My head snapped up. "What?"

"I want to join you."

"You want to join the man you were literally designed to murder?" I blinked. "That's either brave or the world's most poetic suicide attempt."

She laughed—soft and bitter. "I don't have a purpose anymore. You lose your job, and you lose you. They took my Farmer job, Reynard. That wasn't a skill—it was my life. It was my family's legacy. It was home. Now all I have are things they forced into me. I don't belong anywhere."

I didn't answer right away. I thought of Camille being a fashion designer, of Sienna's voice cracking over the phone, of Alexis adjusting her glasses as she dissected lies like equations.

And I thought of myself.

"Alright," I said quietly. "But there are rules. First—until we fix whatever's in you, you wear a blindfold around me. If looking at me could trigger you, we don't risk it. Second—you keep up the act. To Elliot, we're just outrunning and exposing criminals on the run. You find excuses. You maintain the lie. Understood?"

She nodded. "Understood."

At that precise moment, the front door creaked open.

Elliot strode in, holding a bag that smelled like warm toast and budget dignity.
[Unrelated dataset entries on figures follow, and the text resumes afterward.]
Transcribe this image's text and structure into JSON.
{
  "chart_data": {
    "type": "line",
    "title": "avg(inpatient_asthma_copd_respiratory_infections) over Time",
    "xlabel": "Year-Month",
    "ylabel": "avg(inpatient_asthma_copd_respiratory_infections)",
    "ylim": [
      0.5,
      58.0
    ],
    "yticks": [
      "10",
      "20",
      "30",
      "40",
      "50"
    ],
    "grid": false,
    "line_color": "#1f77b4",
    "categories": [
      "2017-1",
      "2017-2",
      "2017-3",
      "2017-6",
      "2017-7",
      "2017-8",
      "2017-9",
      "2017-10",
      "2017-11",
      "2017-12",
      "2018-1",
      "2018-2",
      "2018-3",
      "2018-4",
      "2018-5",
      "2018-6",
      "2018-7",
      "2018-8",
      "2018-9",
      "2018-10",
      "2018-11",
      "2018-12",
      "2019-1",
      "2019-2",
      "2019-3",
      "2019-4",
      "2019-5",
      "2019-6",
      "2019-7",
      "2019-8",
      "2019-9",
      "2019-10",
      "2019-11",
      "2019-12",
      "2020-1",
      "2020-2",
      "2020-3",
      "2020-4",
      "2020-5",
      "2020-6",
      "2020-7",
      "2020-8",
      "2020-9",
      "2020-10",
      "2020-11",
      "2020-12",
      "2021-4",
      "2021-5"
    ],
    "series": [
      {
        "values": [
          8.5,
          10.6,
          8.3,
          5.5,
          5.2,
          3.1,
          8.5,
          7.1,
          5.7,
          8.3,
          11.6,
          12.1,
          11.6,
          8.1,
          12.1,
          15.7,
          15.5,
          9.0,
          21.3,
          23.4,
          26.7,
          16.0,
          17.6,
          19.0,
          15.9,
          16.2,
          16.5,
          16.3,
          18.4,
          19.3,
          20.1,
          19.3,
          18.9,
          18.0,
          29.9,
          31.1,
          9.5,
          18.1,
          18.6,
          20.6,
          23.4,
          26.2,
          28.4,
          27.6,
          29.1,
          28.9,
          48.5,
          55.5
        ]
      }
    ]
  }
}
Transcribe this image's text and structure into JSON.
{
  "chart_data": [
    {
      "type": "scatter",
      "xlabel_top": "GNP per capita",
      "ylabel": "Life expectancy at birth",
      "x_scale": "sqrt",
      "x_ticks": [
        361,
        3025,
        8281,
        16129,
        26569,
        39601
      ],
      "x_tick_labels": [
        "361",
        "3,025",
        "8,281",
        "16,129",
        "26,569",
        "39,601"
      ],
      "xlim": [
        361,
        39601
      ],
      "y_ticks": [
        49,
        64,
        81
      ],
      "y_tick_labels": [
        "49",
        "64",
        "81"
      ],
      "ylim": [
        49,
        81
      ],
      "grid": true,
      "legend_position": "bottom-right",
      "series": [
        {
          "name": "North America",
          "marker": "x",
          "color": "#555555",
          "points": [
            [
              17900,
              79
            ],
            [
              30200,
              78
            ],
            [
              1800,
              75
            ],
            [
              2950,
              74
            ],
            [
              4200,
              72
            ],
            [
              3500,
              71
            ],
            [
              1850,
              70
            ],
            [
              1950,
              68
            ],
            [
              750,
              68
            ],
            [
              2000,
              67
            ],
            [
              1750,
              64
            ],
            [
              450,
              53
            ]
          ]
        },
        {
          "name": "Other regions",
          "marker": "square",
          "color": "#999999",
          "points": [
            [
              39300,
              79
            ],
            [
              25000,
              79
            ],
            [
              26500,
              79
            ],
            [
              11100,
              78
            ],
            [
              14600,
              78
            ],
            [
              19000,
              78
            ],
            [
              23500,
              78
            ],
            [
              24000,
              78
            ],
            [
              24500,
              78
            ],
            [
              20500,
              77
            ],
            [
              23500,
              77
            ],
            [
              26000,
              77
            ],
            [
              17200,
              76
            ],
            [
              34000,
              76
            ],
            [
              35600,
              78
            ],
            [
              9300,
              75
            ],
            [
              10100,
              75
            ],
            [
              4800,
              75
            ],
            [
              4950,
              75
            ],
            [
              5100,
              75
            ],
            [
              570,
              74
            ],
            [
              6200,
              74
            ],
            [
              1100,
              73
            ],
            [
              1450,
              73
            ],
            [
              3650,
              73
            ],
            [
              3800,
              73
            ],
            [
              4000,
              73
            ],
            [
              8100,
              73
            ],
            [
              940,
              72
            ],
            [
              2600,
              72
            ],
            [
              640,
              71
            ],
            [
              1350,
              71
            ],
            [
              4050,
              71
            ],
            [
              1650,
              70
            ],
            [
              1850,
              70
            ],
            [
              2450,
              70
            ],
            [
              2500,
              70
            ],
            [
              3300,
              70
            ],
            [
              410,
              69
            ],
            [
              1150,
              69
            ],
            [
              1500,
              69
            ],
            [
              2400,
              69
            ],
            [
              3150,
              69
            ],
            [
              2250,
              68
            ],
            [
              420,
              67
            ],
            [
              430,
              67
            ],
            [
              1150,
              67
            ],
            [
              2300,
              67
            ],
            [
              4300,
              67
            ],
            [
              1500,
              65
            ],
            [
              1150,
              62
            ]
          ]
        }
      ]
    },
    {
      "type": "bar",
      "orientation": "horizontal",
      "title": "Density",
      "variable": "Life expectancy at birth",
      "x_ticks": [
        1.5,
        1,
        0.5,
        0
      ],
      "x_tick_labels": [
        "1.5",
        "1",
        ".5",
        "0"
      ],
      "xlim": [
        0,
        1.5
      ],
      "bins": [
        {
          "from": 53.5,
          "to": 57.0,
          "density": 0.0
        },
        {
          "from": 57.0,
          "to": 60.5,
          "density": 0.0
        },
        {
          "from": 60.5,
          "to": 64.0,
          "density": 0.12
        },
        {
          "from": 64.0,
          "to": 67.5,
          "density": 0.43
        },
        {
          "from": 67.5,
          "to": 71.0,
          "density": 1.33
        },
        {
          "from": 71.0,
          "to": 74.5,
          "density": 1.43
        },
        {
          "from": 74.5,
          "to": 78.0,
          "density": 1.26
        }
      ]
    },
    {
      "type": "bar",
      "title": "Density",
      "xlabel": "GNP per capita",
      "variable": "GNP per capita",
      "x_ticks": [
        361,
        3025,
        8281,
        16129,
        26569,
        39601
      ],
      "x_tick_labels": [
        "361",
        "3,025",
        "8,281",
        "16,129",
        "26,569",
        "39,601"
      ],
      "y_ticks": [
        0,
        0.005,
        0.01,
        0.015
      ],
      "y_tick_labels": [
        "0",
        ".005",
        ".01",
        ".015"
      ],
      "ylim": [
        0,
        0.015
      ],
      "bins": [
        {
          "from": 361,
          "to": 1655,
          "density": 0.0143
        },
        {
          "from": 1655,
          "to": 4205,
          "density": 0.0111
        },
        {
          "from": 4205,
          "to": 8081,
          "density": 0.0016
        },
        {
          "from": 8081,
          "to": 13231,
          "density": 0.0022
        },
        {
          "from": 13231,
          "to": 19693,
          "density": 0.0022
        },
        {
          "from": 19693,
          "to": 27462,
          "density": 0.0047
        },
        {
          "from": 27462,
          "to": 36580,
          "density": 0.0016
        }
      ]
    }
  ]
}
"Breakfast delivery," he muttered, eyeing us suspiciously. "She kill you yet?"

"Not for lack of trying!" I exclaimed, springing to my feet like a deranged court bard returning from exile. "But alas! I am blessed with bones of titanium and charm of uranium! Your food, my good lad!"

I took the bag from his hands with a flourish and plucked my plate like a dainty jewel thief at a royal banquet. "Now, if you'll excuse me—I must retreat! My glorious visage may shock the dear patient's fragile mind."
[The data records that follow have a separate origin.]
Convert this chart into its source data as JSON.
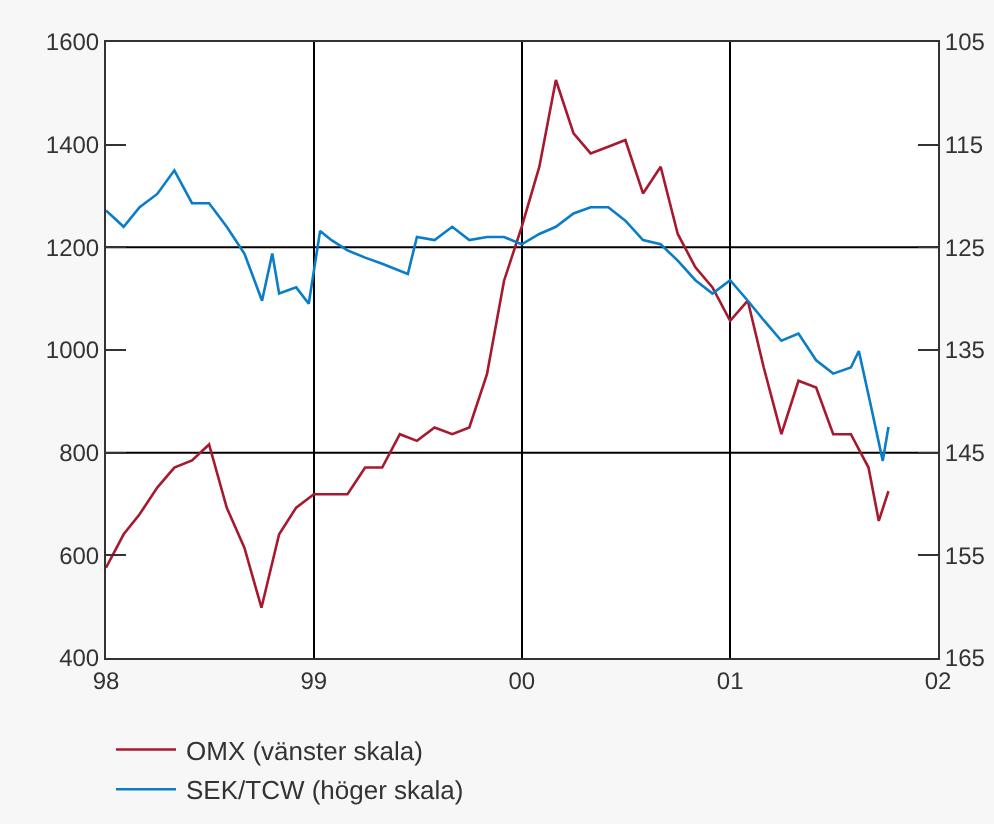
{
  "chart_data": {
    "type": "line",
    "xlim": [
      "1998-01-01",
      "2002-01-01"
    ],
    "xticks": [
      {
        "value": "1998-01-01",
        "label": "98"
      },
      {
        "value": "1999-01-01",
        "label": "99"
      },
      {
        "value": "2000-01-01",
        "label": "00"
      },
      {
        "value": "2001-01-01",
        "label": "01"
      },
      {
        "value": "2002-01-01",
        "label": "02"
      }
    ],
    "ylim": [
      400,
      1600
    ],
    "yticks": [
      400,
      600,
      800,
      1000,
      1200,
      1400,
      1600
    ],
    "y2lim": [
      165,
      105
    ],
    "y2ticks": [
      105,
      115,
      125,
      135,
      145,
      155,
      165
    ],
    "grid": "x",
    "legend": "bottom",
    "line_style": "solid",
    "ref_lines": [
      {
        "axis": "y",
        "value": 800
      },
      {
        "axis": "y",
        "value": 1200
      }
    ],
    "series": [
      {
        "name": "OMX (vänster skala)",
        "color": "#a6192e",
        "x": [
          "1998-01-01",
          "1998-02-01",
          "1998-03-01",
          "1998-04-01",
          "1998-05-01",
          "1998-06-01",
          "1998-07-01",
          "1998-08-01",
          "1998-09-01",
          "1998-10-01",
          "1998-11-01",
          "1998-12-01",
          "1999-01-01",
          "1999-02-01",
          "1999-03-01",
          "1999-04-01",
          "1999-05-01",
          "1999-06-01",
          "1999-07-01",
          "1999-08-01",
          "1999-09-01",
          "1999-10-01",
          "1999-11-01",
          "1999-12-01",
          "2000-01-01",
          "2000-02-01",
          "2000-03-01",
          "2000-04-01",
          "2000-05-01",
          "2000-06-01",
          "2000-07-01",
          "2000-08-01",
          "2000-09-01",
          "2000-10-01",
          "2000-11-01",
          "2000-12-01",
          "2001-01-01",
          "2001-02-01",
          "2001-03-01",
          "2001-04-01",
          "2001-05-01",
          "2001-06-01",
          "2001-07-01",
          "2001-08-01",
          "2001-09-01",
          "2001-09-19",
          "2001-10-06"
        ],
        "values": [
          576,
          641,
          680,
          732,
          771,
          785,
          816,
          693,
          615,
          498,
          641,
          693,
          719,
          719,
          719,
          771,
          771,
          836,
          823,
          849,
          836,
          849,
          953,
          1135,
          1240,
          1357,
          1526,
          1422,
          1383,
          1396,
          1409,
          1305,
          1357,
          1226,
          1161,
          1122,
          1057,
          1096,
          966,
          836,
          940,
          927,
          836,
          836,
          771,
          667,
          725
        ]
      },
      {
        "name": "SEK/TCW (höger skala)",
        "color": "#0a7dc8",
        "axis": "y2",
        "x": [
          "1998-01-01",
          "1998-02-01",
          "1998-03-01",
          "1998-04-01",
          "1998-05-01",
          "1998-06-01",
          "1998-07-01",
          "1998-08-01",
          "1998-09-01",
          "1998-10-02",
          "1998-10-20",
          "1998-11-01",
          "1998-12-01",
          "1998-12-23",
          "1999-01-12",
          "1999-02-01",
          "1999-03-01",
          "1999-04-01",
          "1999-05-01",
          "1999-06-15",
          "1999-07-01",
          "1999-08-01",
          "1999-09-01",
          "1999-10-01",
          "1999-11-01",
          "1999-12-01",
          "2000-01-01",
          "2000-02-01",
          "2000-03-01",
          "2000-04-01",
          "2000-05-01",
          "2000-06-01",
          "2000-07-01",
          "2000-08-01",
          "2000-09-01",
          "2000-10-01",
          "2000-11-01",
          "2000-12-01",
          "2001-01-01",
          "2001-02-01",
          "2001-03-01",
          "2001-04-01",
          "2001-05-01",
          "2001-06-01",
          "2001-07-01",
          "2001-08-01",
          "2001-08-15",
          "2001-09-03",
          "2001-09-26",
          "2001-10-06"
        ],
        "values": [
          121.4,
          123.0,
          121.1,
          119.8,
          117.5,
          120.7,
          120.7,
          123.0,
          125.6,
          130.2,
          125.6,
          129.5,
          128.9,
          130.5,
          123.4,
          124.3,
          125.3,
          126.0,
          126.6,
          127.6,
          124.0,
          124.3,
          123.0,
          124.3,
          124.0,
          124.0,
          124.7,
          123.7,
          123.0,
          121.7,
          121.1,
          121.1,
          122.4,
          124.3,
          124.7,
          126.3,
          128.2,
          129.5,
          128.2,
          130.2,
          132.1,
          134.1,
          133.4,
          136.0,
          137.3,
          136.7,
          135.1,
          139.9,
          145.8,
          142.5
        ]
      }
    ]
  }
}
"You mean your face?" Elliot muttered.

"Exactly!" I chirped. "A face carved by scandal and chaos—far too handsome for delicate morning consumption!"

I bowed, grinning, and slipped into the hallway.

The rental came with a laughable excuse for a mini cafeteria. Two sad tables, a vending machine that blinked like it was in hospice care, and a coffee machine that may have been legally dead.

Perfect.

I sat at the far table, plate in front of me, toast in one hand and thought in the other.

Questions.

What should I report? Who should I ask?

There had to be someone who remembered a government van. People always noticed when unmarked giants rolled through the countryside. Maybe a clerk. A trucker. A local with an ear for gossip.

I'd need photos. Locations. Witnesses. That was how you find ghosts—they leave footprints, even when they float.

I was halfway through chewing when I noticed a boy.

He stood near the vending machine, maybe six or seven, tears rolling down his cheeks as he stared at me.

Big eyes.

No words.

Just staring.

I lowered my toast, brow furrowing.

And then—just as I was about to ask if he was lost—a shadow fell across my plate.

A big one.

Slow. Heavy.

I looked up.

And up.

A mountain of a man stood before me, arms like bridge cables, tattoos running across his skin like vines choking a stone wall.

He didn't smile.

"You," the man growled, voice like gravel in a blender, "ain't welcome here."